PROGRAM SARJANA DEPARTEMEN MANAJEMEN
FAKULTAS EKONOMI DAN MANAJEMEN
INSTITUT PERTANIAN BOGOR
2016
 
BAB I
PENDAHULUAN

1.1 Latar Belakang
Abraham Maslow adalah salah satu ilmuwan yang banyak memberikan kontribusi bagi ilmu pengetahuan khususnya bidang psikologi dan manajemen. Bahkan ada yang menyebut bahwa Maslow adalah bapak manajemen modern. Pada awalnya pemikiran-pemikirannya banyak mewarnai dunia psikologi tetapi kemudian juga mewarnai bidang manajemen dan organisasi. Hal tersebut dikarenakan pemikiran-pemikiran Maslow berkaitan dengan kemanusiaan (humanity) yang pastinya akan berhubungan dengan semua aspek kehidupan. Teori-teori Maslow banyak dirujuk sebagai bahan pertimbangan dalam pengambilan keputusan.
Maslow mengemukakan bahwa individu berperilaku dalam upaya untuk memenuhi kebutuhan yang bersifat hierarkis. Dalam makalah ini kami akan menjelaskan pemikiran Abraham Maslow, ketika banyak menjadi bahan rujukan dalam penelitian dan aplikasi bisnis.
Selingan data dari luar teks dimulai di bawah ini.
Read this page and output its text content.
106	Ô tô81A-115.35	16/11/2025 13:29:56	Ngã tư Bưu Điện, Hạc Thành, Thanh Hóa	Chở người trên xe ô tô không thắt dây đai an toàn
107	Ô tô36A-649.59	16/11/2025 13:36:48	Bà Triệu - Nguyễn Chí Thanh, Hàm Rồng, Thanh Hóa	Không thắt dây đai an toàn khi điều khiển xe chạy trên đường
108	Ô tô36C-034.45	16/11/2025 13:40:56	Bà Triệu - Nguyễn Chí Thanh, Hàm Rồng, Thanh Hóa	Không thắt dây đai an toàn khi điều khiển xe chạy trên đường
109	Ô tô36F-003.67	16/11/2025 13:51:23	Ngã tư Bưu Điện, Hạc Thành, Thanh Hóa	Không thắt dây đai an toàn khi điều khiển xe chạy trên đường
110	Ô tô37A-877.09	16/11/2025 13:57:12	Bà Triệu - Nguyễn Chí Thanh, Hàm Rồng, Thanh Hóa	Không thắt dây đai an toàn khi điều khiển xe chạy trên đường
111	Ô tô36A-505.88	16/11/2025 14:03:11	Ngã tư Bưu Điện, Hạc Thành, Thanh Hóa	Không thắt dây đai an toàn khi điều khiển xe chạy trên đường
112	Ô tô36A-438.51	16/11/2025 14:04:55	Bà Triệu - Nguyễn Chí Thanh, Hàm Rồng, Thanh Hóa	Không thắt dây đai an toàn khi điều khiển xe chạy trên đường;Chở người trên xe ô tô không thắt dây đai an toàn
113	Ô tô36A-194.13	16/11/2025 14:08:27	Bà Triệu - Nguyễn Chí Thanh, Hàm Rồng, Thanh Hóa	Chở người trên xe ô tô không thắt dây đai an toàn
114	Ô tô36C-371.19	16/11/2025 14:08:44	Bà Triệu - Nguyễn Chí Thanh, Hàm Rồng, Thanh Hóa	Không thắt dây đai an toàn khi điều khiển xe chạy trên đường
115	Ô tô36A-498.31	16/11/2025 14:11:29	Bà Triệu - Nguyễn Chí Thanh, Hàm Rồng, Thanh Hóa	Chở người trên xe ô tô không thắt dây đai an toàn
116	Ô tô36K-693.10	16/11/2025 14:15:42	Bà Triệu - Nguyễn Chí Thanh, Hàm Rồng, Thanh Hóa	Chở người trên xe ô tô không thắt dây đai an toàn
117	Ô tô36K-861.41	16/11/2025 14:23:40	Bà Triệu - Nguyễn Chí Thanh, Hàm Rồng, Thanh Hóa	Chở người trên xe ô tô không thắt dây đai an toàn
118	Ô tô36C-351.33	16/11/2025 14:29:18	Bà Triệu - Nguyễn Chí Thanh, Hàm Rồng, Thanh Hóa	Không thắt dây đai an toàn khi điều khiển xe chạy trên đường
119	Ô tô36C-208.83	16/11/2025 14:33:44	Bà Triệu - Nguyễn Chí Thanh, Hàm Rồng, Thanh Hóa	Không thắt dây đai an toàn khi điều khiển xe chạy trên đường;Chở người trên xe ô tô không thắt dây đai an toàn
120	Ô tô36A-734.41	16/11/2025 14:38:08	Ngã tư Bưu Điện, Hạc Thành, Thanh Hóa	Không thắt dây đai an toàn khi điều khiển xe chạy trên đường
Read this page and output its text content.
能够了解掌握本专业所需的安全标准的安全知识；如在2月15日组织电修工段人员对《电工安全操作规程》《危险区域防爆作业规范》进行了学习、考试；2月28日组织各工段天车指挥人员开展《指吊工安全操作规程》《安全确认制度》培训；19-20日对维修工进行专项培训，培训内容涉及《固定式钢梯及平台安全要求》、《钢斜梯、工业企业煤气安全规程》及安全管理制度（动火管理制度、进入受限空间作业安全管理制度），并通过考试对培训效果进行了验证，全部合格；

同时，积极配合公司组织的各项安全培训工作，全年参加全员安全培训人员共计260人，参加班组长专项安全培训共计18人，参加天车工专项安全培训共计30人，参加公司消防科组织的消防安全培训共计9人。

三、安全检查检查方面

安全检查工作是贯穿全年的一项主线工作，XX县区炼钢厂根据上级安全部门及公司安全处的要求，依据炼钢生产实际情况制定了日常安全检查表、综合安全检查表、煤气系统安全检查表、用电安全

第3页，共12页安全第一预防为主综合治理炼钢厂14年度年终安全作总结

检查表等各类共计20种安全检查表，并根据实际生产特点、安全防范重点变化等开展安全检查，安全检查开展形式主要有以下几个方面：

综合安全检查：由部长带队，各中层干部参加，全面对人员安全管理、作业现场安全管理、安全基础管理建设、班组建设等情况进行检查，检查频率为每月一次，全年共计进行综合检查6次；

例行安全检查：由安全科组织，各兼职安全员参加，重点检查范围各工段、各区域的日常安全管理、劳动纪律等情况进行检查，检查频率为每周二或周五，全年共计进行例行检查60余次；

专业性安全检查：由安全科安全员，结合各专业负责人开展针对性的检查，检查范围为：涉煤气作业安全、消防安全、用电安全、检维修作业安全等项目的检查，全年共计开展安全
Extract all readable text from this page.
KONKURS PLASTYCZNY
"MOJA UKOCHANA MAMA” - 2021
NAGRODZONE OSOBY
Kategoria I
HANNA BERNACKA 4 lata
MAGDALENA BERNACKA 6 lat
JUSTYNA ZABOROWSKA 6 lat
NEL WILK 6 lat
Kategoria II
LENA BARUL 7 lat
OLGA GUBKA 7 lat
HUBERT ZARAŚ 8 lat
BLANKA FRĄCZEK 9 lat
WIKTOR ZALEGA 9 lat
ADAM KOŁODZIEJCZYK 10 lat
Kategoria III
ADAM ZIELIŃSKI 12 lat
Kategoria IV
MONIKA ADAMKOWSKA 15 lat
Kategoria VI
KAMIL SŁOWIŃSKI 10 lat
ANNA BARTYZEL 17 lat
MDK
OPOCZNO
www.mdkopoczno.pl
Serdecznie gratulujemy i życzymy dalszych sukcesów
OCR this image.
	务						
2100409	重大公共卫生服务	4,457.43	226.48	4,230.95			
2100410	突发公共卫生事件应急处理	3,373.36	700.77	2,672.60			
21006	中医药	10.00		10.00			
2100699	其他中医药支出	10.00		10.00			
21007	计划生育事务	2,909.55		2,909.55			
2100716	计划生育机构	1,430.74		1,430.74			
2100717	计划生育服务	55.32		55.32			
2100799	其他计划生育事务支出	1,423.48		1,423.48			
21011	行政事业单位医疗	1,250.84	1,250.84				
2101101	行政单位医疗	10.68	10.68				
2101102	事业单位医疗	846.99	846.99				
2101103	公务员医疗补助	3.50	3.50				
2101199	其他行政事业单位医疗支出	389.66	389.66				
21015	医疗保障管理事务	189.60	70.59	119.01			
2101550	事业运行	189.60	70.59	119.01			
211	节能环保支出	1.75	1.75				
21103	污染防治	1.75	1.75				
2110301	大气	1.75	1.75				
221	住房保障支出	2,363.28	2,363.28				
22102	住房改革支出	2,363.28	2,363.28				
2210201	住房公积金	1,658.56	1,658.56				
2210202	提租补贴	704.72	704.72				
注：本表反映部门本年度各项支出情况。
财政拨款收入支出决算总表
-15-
Pengaruh pemikiran tersebut dapat berupa penerapan manajemen bisnis, penerapan pada bisnis konstruksi, humanisme, pembelajaran, teori pembelajaran dan dan motivasi pekerja untuk belajar.
1.2 Rumusan Masalah
1.2.1 Apakah yang disebut motivasi?
1.2.2 Bagaimana teori hierarki kebutuhan Maslow?
1.2.3 Bagaimana penerapan dari teori hierarki kebutuhan Maslow?



1.3 Tujuan
1.3.1 Untuk mengetahui pengertian dari motivasi secara umum.
1.3.2 Untuk mengetahui teori hierarki kebutuhan Maslow.
1.3.3 Untuk mengetahui bagaimana penerapan teori hierarki kebutuhan Maslow.


















BAB II
PEMBAHASAN

2.1 Definisi Motivasi
Motivasi didefinisikan sebagai proses yang menjelaskan intensitas, arah, dan ketekunan seorang individu untuk mencapai tujuannya. Sementara motivasi umum berkaitan dengan usaha mencapai tujuan apa pun, kita akan mempersempit fokus tersebut menjadi tujuan-tujuan organisasional untuk mencerminkan minat kita terhadap perilaku yang berhubungan dengan pekerjaan.
Tiga elemen utama dalm definisi adalah intensitas, arah, dan ketekunan. Intensitas berhubungan dengan seberapa giat seseorang berusaha. Ini adalah elemen yang paling banyak mendapat perhatian ketika kita membicarakan tentang motivasi. Namun, intensitas yang tinggi sepertinya tidak akan menghasilkan prestasi kerja yang memuaskan kecuali upaya tersebut dikaitkan dengan arah yang menguntungkan organisasi. Dengan demikian, kita harus mempertimbangkan kualitas serta intensitas upaya secara bersamaan. Upaya yang diarahkan ke dan konsisten dengan tujuan-tujuan organisasi merupakan jenis upaya yang seharusnya kita lakukan. Terakhir, motivasi memiliki dimensi ketekunan. Dimensi ini merupakan ukuran mengenai berapa lama seseorang bisa mempertahankan usahanya. Individu-individu yang termotivasi bertahan melakukan suatu tugas dalam waktu yang cukup lama demi mencapai tujuan mereka.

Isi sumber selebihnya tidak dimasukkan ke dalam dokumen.